Simple proof of concept: think of what Uber has done to taxis, Just Eat to takeaways or Netflix to TV. 

Speed is crucial for businesses aiming to transform the world – you might be smaller than established giants, but you can move faster.

I’m not sure schools should aim to be disrupters in the same way. Teachers know in January exactly how many lessons are left until July. Pace is the wrong metric: what matters is the quality of those lessons and what pupils get out of them.

'Slow down and do things better' might be a better motto for schools.

The story of Snap

I want to finish with a simple story to illustrate the chasm between company and classroom cultures.

In April 2011, Evan Spiegel, Reggie Brown and Bobby Murphy were sitting on the back of a failed business called Future Freshman, an app to help college applicants. Then they had an idea which seemed better: an app to send photos that you knew would be temporary.

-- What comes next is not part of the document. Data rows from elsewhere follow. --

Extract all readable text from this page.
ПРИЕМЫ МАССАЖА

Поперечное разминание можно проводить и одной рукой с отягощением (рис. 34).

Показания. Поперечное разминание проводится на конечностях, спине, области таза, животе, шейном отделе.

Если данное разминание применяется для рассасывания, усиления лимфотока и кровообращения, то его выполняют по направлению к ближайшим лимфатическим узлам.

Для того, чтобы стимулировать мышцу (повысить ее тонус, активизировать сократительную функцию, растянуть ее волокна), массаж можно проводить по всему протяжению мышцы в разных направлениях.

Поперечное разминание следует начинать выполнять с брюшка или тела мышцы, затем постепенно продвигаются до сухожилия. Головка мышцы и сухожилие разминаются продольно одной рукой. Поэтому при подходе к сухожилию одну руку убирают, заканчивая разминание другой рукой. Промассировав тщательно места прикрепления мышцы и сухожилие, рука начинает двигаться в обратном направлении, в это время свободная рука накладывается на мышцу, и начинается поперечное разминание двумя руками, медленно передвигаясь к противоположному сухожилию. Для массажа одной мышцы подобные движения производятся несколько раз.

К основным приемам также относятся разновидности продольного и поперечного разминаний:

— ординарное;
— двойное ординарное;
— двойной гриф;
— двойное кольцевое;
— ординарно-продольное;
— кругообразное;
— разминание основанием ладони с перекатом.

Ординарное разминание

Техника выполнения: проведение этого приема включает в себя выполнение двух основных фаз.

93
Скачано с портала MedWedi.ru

In July 2011 a first version of what was then ‘Picaboo’ launched. By the end of that summer it had only got to 127 users - so far, so familiar for Evan and co. 

But fast-forward a little and things started changing. In April 2012, Snapchat hit 100,000 users. By the end of 2012 it reached 1 million users, and 100 million in May 2015.

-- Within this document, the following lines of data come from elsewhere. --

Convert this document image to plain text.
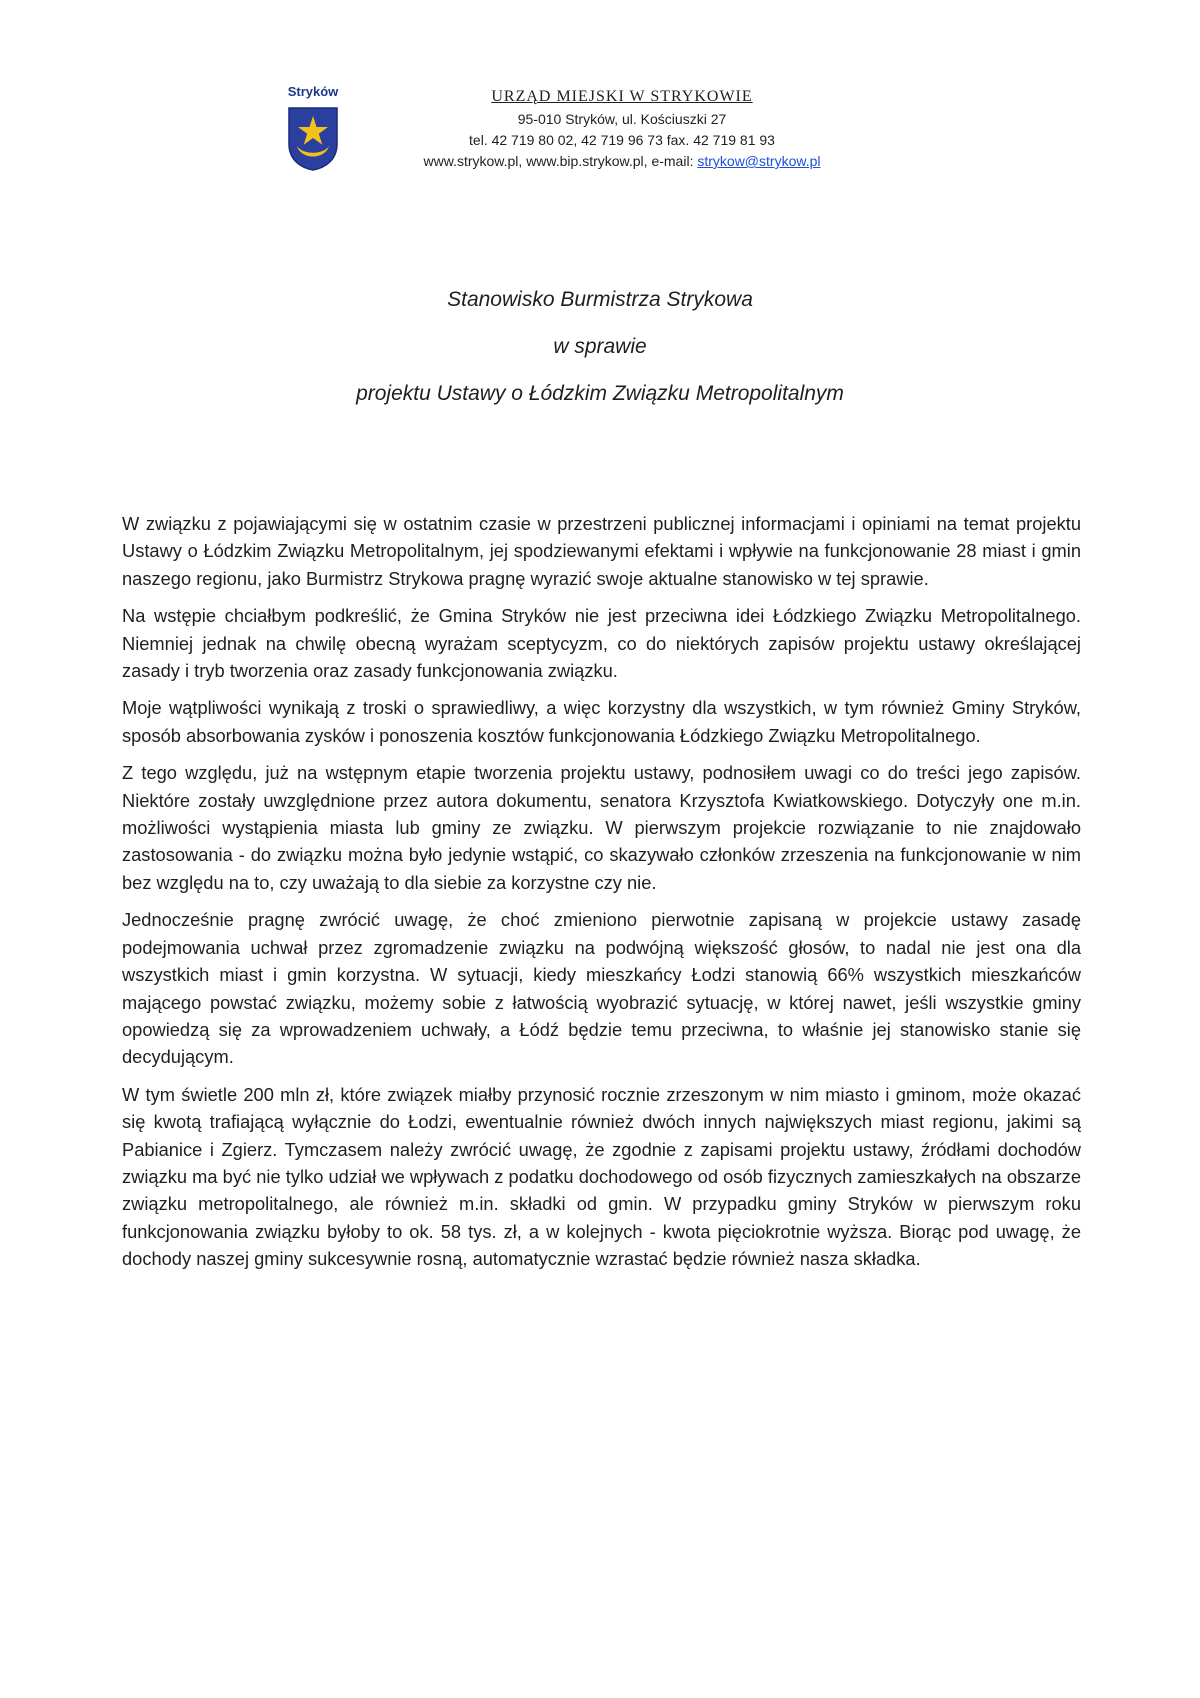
Stryków	URZĄD MIEJSKI W STRYKOWIE

95-010 Stryków, ul. Kościuszki 27

tel. 42 719 80 02, 42 719 96 73 fax. 42 719 81 93

www.strykow.pl, www.bip.strykow.pl, e-mail: strykow@strykow.pl

Stanowisko Burmistrza Strykowa

w sprawie

projektu Ustawy o Łódzkim Związku Metropolitalnym

W związku z pojawiającymi się w ostatnim czasie w przestrzeni publicznej informacjami i opiniami na temat projektu Ustawy o Łódzkim Związku Metropolitalnym, jej spodziewanymi efektami i wpływie na funkcjonowanie 28 miast i gmin naszego regionu, jako Burmistrz Strykowa pragnę wyrazić swoje aktualne stanowisko w tej sprawie.

Na wstępie chciałbym podkreślić, że Gmina Stryków nie jest przeciwna idei Łódzkiego Związku Metropolitalnego. Niemniej jednak na chwilę obecną wyrażam sceptycyzm, co do niektórych zapisów projektu ustawy określającej zasady i tryb tworzenia oraz zasady funkcjonowania związku.

Moje wątpliwości wynikają z troski o sprawiedliwy, a więc korzystny dla wszystkich, w tym również Gminy Stryków, sposób absorbowania zysków i ponoszenia kosztów funkcjonowania Łódzkiego Związku Metropolitalnego.

Z tego względu, już na wstępnym etapie tworzenia projektu ustawy, podnosiłem uwagi co do treści jego zapisów. Niektóre zostały uwzględnione przez autora dokumentu, senatora Krzysztofa Kwiatkowskiego. Dotyczyły one m.in. możliwości wystąpienia miasta lub gminy ze związku. W pierwszym projekcie rozwiązanie to nie znajdowało zastosowania - do związku można było jedynie wstąpić, co skazywało członków zrzeszenia na funkcjonowanie w nim bez względu na to, czy uważają to dla siebie za korzystne czy nie.

Jednocześnie pragnę zwrócić uwagę, że choć zmieniono pierwotnie zapisaną w projekcie ustawy zasadę podejmowania uchwał przez zgromadzenie związku na podwójną większość głosów, to nadal nie jest ona dla wszystkich miast i gmin korzystna. W sytuacji, kiedy mieszkańcy Łodzi stanowią 66% wszystkich mieszkańców mającego powstać związku, możemy sobie z łatwością wyobrazić sytuację, w której nawet, jeśli wszystkie gminy opowiedzą się za wprowadzeniem uchwały, a Łódź będzie temu przeciwna, to właśnie jej stanowisko stanie się decydującym.

W tym świetle 200 mln zł, które związek miałby przynosić rocznie zrzeszonym w nim miasto i gminom, może okazać się kwotą trafiającą wyłącznie do Łodzi, ewentualnie również dwóch innych największych miast regionu, jakimi są Pabianice i Zgierz. Tymczasem należy zwrócić uwagę, że zgodnie z zapisami projektu ustawy, źródłami dochodów związku ma być nie tylko udział we wpływach z podatku dochodowego od osób fizycznych zamieszkałych na obszarze związku metropolitalnego, ale również m.in. składki od gmin. W przypadku gminy Stryków w pierwszym roku funkcjonowania związku byłoby to ok. 58 tys. zł, a w kolejnych - kwota pięciokrotnie wyższa. Biorąc pod uwagę, że dochody naszej gminy sukcesywnie rosną, automatycznie wzrastać będzie również nasza składka.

In March 2017 Snap Inc went public, making its founders some of the youngest billionaires in history. 

This is the dream that keeps a lot of startups going, through the late nights and early mornings, chasing growth curves like this one.

And the story of schools

What Snap illustrates is simple: for high-performing organisations, the name of the game is extremes. With outsize rewards like that of Snap’s on offer, the culture of organisations chasing these goals tends to equal extremes.

For schools it’s a little different. The stakes are higher in some ways: teachers directly and profoundly affect young people’s lives. But there are 8.56 million pupils in English schools, and they all need to be taught – well, ideally.

In the cutthroat world of tech it’s ok to have a few very big winners and a lot of losers. In schools you need cultures that are sustainable as well as speedy, and can help to improve teachers as well as hire the best. 

If a startup fails, the only ones affected are those involved in it. If a school struggles, it affects all the pupils that ever pass through its gates. An oft-heard Silicon Valley mantra is to ‘fail fast and fail often’. But in the school system, unlike the free market, we want everyone to be a winner.